Indeed, even in a country like Sweden, which has been pushing gender ideology for years, men and women still work in exactly the jobs you would expect.

Therefore, why push an ideology on boys and girls that is clearly false in the extreme form we find in the new Junior Cycle SPHE syllabus? It is one thing to tell children to avoid gender stereotypes, but it is quite another to pretend differences at a general population level in male and female behaviour have no natural basis at all. Why confuse and mislead them on the point?

Furthermore, if it is important to fight stereotypes, why fight those based on ‘gender’ to the exclusion of others based on social class, ethnicity, or religion? Social class is certainly socially constructed.

If you asked a classroom of 14 years olds to describe a typical Catholic, the stereotypes you would hear back would probably be almost entirely negative. That certainly needs to be addressed, and Catholic schools would be a good place begin the process.


The new syllabus is to start in schools from September.
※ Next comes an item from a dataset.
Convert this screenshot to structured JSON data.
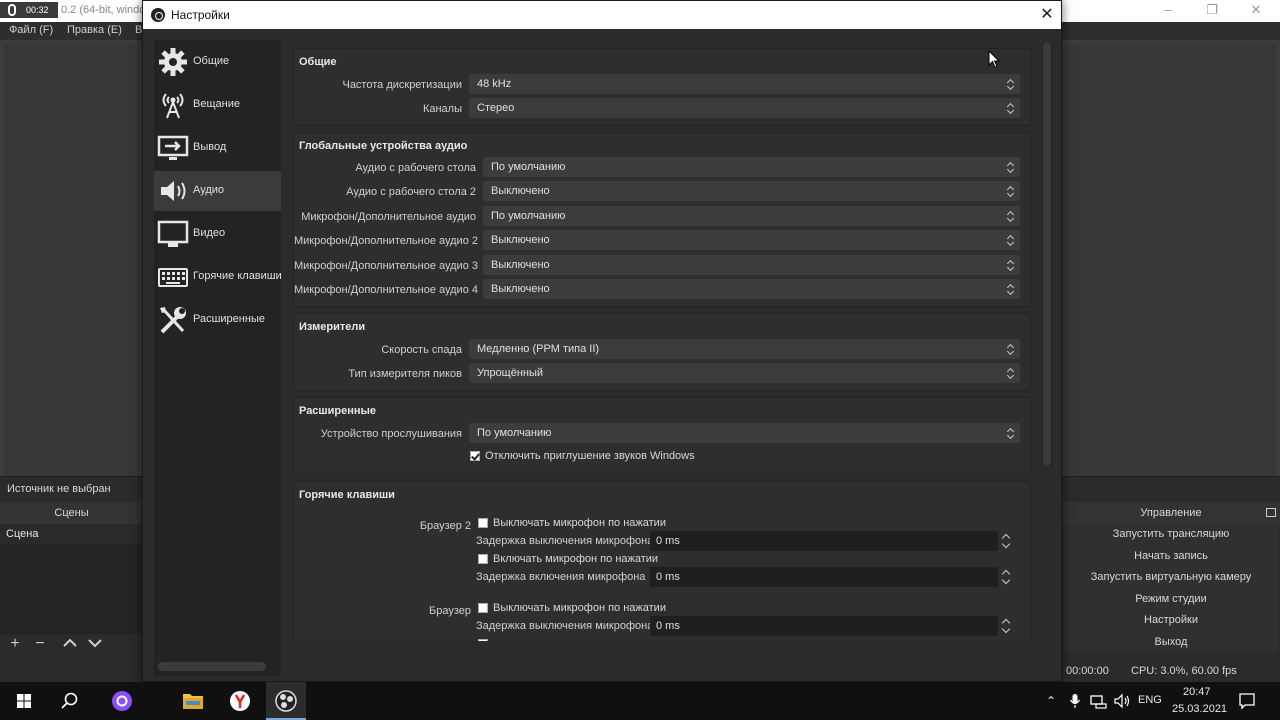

But under Section 9(d) of the Education Act, schools are supposed to “promote the moral, spiritual, social and personal development of students and provide health education for them, in consultation with their parents, having regard to the characteristic spirit of the school”.

SPHE is precisely concerned with the “social and personal development of students”, and therefore, this programme should not go into schools without consulting parents in each school properly first, and without taking into account its “characteristic spirit”.

Any school which does not do so, will be flouting the law.

It remains to be seen what Catholic schools do. How much of this syllabus will they accept, and how much will they adapt to Catholic beliefs? They should be careful not to accept too much of gender ideology. In the extreme form presented in the new State syllabus it is incompatible both with Catholic teaching, and reason, because its view of human nature is so plainly false.